Ciò posto, gli ermellini hanno affrontato gli effetti derivanti dal conflitto che si potrebbe verificare tra i documenti di prassi emanati in subiecta materia da parte dell’Agenzia delle Entrate e le disposizioni normative censurando, di fatto, la sentenza di merito.
Nel caso in esame, il giudice di prime cure aveva applicato una circolare ritenuta, in sede di legittimità, contraria all’assetto giuridico di riferimento.
In particolare, la sentenza della Commissione Tributaria Regionale ha motivato, in senso favorevole per la contribuente, sulla base di una nozione di normalità dello scostamento inventariale effettivamente recepita nella circolare AdE 31/E/2006.
Nel citato documento di prassi, infatti, è precisato che allorquando ci si trovi di fronte a “differenze inventariali” rilevate dallo stesso contribuente nella contabilità obbligatoria di magazzino .. (..) .. il verificatore è sempre chiamato ad una analisi complessiva della posizione economica, patrimoniale e gestionale dell’azienda controllata. Conseguentemente, se nel corso del controllo dovessero riscontrarsi le rettifiche contabili sopra descritte, sarà cura del verificatore non limitarsi alla ripresa a tassazione sic et simpliciter degli importi corrispondenti al valore delle predette differenze, ma esaminare il processo di formazione delle stesse e la loro natura fisiologica o patologica in relazione all’attività in concreto svolta dall’impresa e in relazione agli elementi ed alle informazioni eventualmente forniti dal contribuente.
In conclusione, accogliendo il ricorso presentato da parte dell’Agenzia delle Entrate, la Cassazione ha rilevato che le istruzioni impartite dall’amministrazione operano solo nei confronti dei verificatori in fase accertativa, ma non possono “influenzare il giudizio di legittimità dell’azione accertatrice, allorché sia sfociata in un atto formale di contestazione, rendendosi di fronte ad essa applicabili le sole norme di legge” (conformemente cfr.
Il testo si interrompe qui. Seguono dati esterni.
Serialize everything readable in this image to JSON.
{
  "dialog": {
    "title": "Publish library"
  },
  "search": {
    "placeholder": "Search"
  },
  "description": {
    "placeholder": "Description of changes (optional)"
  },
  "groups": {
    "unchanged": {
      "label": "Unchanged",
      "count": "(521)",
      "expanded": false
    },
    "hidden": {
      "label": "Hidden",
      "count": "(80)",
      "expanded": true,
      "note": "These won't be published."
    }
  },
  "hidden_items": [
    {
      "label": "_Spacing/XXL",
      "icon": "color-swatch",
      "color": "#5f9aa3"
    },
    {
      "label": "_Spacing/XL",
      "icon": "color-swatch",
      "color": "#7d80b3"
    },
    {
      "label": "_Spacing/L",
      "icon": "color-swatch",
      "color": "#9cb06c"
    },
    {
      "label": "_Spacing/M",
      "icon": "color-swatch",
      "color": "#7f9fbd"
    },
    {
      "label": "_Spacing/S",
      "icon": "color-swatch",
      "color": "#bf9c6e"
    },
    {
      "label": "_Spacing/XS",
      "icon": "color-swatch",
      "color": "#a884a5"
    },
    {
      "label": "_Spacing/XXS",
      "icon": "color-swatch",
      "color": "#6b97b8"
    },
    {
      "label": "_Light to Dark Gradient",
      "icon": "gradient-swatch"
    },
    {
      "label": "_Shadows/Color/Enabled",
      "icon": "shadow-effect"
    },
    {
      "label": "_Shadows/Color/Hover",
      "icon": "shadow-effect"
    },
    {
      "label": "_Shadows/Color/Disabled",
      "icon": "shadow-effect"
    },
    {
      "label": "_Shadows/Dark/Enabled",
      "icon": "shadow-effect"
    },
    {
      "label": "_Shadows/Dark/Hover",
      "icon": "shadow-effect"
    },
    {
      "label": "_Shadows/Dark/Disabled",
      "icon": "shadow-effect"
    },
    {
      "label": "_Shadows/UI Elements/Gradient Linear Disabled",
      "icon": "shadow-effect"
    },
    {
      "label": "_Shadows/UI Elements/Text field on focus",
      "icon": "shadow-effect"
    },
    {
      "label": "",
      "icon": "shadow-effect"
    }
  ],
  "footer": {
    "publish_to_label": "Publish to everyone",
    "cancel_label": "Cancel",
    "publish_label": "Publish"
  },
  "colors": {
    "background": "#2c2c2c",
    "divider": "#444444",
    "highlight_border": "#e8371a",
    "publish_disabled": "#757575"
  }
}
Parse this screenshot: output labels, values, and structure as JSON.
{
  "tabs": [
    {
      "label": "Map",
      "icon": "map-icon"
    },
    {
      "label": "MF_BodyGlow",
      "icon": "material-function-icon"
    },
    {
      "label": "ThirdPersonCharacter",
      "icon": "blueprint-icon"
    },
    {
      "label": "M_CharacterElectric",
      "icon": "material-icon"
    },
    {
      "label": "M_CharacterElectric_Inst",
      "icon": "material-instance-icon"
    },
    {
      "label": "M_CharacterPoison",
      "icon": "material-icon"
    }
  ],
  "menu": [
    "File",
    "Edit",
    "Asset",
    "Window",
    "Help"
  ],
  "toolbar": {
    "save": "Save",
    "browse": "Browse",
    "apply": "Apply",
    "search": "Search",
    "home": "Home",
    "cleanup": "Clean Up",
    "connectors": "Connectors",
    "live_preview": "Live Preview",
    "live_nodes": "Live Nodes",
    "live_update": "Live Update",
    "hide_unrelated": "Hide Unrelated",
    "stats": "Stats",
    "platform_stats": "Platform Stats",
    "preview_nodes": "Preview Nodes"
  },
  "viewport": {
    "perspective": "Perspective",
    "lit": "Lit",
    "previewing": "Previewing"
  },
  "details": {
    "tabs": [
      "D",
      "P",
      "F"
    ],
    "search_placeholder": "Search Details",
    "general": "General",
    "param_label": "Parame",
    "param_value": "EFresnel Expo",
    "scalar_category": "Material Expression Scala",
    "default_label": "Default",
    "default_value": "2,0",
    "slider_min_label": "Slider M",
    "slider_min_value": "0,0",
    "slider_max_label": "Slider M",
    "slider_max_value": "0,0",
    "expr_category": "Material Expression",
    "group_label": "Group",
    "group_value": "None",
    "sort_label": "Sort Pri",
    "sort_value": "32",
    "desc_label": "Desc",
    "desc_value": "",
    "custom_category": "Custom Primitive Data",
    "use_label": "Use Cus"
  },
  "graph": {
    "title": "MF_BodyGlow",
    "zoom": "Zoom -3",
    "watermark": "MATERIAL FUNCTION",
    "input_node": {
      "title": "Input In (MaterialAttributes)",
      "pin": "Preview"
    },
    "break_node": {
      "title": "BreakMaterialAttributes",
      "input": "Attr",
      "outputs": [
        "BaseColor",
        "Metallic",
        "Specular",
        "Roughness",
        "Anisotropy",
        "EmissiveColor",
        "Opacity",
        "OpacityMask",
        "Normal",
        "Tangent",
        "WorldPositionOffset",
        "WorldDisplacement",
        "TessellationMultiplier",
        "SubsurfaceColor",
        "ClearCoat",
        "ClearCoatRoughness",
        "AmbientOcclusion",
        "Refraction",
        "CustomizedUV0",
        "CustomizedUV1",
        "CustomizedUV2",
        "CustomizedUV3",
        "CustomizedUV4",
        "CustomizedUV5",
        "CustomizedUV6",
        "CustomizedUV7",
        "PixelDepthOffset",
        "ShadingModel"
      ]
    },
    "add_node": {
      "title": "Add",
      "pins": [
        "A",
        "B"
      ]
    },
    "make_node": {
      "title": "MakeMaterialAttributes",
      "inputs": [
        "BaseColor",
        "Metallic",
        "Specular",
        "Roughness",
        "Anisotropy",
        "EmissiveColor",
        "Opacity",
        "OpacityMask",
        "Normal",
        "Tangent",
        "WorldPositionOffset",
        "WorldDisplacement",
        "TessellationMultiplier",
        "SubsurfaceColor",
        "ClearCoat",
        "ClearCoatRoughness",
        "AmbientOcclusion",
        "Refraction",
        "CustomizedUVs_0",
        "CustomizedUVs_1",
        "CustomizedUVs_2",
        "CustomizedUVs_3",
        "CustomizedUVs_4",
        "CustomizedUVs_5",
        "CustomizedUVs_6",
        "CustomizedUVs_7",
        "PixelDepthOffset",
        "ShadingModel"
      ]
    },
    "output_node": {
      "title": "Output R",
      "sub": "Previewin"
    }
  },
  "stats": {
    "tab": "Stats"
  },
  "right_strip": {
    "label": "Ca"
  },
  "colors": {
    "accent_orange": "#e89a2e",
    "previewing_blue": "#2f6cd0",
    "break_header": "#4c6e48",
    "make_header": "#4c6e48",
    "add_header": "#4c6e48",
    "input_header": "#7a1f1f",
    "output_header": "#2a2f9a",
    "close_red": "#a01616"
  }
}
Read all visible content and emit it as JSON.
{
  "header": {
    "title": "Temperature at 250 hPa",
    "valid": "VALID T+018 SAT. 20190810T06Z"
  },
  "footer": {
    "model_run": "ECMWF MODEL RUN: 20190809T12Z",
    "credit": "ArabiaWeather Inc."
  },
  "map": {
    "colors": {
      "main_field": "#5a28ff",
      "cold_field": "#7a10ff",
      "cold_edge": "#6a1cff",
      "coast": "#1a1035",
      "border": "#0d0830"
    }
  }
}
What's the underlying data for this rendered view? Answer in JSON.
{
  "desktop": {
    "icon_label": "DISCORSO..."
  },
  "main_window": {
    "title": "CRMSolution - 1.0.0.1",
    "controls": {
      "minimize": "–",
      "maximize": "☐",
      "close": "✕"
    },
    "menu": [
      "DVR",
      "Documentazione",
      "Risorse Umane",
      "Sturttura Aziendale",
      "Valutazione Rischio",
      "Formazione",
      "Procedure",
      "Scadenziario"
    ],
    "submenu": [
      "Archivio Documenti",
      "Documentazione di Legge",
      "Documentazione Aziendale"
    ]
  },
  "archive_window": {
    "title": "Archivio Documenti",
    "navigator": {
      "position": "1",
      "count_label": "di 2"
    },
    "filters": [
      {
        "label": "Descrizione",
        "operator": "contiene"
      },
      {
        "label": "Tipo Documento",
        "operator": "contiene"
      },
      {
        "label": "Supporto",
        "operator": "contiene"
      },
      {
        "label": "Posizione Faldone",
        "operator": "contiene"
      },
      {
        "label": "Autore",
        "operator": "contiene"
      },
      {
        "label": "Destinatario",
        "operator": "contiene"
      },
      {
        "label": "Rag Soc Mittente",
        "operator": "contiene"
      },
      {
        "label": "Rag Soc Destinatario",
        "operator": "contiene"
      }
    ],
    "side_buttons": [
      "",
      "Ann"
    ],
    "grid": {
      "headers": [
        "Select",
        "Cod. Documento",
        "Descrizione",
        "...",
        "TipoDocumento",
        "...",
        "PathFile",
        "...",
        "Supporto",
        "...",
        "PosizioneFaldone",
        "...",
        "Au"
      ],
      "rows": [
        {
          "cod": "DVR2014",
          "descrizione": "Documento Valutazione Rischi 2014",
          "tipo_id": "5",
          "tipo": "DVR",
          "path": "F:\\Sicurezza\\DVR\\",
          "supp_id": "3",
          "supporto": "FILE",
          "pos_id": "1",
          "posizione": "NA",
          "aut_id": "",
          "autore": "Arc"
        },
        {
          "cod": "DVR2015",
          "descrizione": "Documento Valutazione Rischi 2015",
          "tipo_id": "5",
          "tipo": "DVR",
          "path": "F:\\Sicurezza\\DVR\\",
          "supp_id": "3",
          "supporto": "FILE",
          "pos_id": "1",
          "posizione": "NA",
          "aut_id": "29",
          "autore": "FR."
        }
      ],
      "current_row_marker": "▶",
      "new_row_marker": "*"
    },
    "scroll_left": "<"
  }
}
Corte di Cassazione, sentenza n. 10915/2015).
Infatti, secondo la Cassazione, la Commissione Regionale Tributaria invece di chiedersi se le presunzioni insite nel rilievo delle differenze inventariali fossero state superate secondo la disciplina di Legge, ne ha di fatto paralizzato l’operatività sulla base delle indicazioni di cui alla citata circolare dell’Agenzia dell’Entrate.